While none or few of us will argue that serving over 30 million uninsured Americans is anything other than a daunting challenge; most of us still have an abiding confidence in our 21st century technologies, management methods and most importantly, our leadership acumen to pull off even the most ambitious programs.

The question remains: Has our confidence in our leaders been misplaced?

Have we rationalized a steady stream of failed leadership in the public, private, religious, political, sports, and academic sectors through the lens of specialized circumstances relevant only to a singular event that grabs headlines for 15 minutes? Or do we face a crisis of really CHEAP leadership that is costing us an unbearable PRICE?

Common dictionaries define cheap as “something low in cost or relatively inexpensive”. Among the descriptions of the word “cheap” are:

1. Achieved with little effort.

2. Of small value.

3. Of poor quality.

4. Worthy of no respect, just to note a few.

Are our leaders considered small in value or of poor quality? Why do we continue to see the same ‘flawed leadership’ saga time and time again that seems to be marked by fragile core values, selfish ambition, tunnel vision, and hyper-political motivations? Is this the model for the 21st century leader?  Should we just throw out the playbook and finally admit to ourselves that what works in leading mission critical or high profile endeavors just does not conform to our core values?

And what about the price, that ultimately, we will all have to pay?  As followers, disciples, employees, and members, how much longer can we absorb the domino effect of flat out bad leadership compounded by somewhat dysfunctional management styles, which is the first cousin of CHEAP Leadership? We can, in fact, find ourselves cheapening our own concepts of leadership and followship.

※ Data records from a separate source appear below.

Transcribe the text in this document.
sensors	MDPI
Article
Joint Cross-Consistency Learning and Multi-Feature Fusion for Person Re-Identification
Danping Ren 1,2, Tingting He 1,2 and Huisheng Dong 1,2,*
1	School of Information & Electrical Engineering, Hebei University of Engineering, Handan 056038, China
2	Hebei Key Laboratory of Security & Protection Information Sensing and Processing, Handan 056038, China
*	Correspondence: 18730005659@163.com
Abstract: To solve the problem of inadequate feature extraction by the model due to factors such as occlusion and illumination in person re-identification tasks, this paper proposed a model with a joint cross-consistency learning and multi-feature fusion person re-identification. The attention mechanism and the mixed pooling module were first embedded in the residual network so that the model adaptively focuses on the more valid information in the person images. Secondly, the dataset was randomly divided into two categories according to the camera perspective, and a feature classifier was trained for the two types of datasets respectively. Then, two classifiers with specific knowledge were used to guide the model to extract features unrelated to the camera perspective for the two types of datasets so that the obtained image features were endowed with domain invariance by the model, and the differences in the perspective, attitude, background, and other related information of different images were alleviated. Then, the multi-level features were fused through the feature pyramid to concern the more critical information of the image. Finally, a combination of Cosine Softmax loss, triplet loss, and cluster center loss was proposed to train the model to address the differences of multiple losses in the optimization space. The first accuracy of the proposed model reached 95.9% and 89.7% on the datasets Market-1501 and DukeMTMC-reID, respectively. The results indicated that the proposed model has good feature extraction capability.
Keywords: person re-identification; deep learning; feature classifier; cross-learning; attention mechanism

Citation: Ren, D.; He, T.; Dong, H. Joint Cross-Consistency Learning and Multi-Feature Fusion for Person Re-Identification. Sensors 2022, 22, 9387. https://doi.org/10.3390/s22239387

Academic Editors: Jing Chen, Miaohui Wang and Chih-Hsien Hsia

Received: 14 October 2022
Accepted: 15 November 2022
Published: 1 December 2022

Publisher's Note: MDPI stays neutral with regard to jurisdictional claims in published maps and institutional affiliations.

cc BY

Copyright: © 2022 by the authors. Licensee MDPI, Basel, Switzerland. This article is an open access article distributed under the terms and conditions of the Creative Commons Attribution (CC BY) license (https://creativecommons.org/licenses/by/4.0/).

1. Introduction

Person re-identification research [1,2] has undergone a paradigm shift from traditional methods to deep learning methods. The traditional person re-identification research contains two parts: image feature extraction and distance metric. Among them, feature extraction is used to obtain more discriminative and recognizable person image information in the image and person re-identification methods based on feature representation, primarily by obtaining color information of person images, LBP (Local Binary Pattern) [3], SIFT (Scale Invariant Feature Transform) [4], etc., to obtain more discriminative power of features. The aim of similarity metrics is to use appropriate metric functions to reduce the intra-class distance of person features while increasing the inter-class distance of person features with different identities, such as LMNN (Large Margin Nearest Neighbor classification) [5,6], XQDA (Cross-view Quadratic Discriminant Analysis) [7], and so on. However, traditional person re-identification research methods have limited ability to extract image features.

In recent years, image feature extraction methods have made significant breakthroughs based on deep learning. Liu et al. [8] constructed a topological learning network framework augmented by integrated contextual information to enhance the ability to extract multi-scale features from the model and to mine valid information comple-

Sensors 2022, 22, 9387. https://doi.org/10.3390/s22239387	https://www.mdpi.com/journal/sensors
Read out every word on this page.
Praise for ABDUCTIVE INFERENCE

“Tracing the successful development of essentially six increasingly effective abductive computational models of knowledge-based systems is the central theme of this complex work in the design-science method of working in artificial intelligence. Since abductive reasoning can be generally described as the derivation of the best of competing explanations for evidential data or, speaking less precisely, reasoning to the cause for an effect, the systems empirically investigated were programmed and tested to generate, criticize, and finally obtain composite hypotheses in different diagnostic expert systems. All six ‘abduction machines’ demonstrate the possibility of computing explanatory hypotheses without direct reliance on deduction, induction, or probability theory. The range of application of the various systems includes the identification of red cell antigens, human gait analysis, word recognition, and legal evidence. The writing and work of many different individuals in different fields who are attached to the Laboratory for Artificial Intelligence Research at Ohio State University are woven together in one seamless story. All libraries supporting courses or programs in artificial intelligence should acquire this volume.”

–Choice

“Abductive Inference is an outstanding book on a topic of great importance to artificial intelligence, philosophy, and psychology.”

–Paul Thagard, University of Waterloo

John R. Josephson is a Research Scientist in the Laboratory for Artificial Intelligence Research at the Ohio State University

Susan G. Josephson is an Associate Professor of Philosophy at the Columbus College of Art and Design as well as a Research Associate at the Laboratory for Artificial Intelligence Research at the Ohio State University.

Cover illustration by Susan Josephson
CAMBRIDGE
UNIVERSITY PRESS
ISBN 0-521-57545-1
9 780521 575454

Today, those behavioral types like the paranoid, deceptive and opportunist have become commonplace. Are we prepared to pay the price for just plain bad behavior?

Perhaps, the answers to these questions should include a discussion about leadership qualities as well as our selection process. I am sure that your experiences are rich with pearls of wisdom about leadership.

Through the “The High Price of Cheap Leadership” blog, I will be exploring those costs.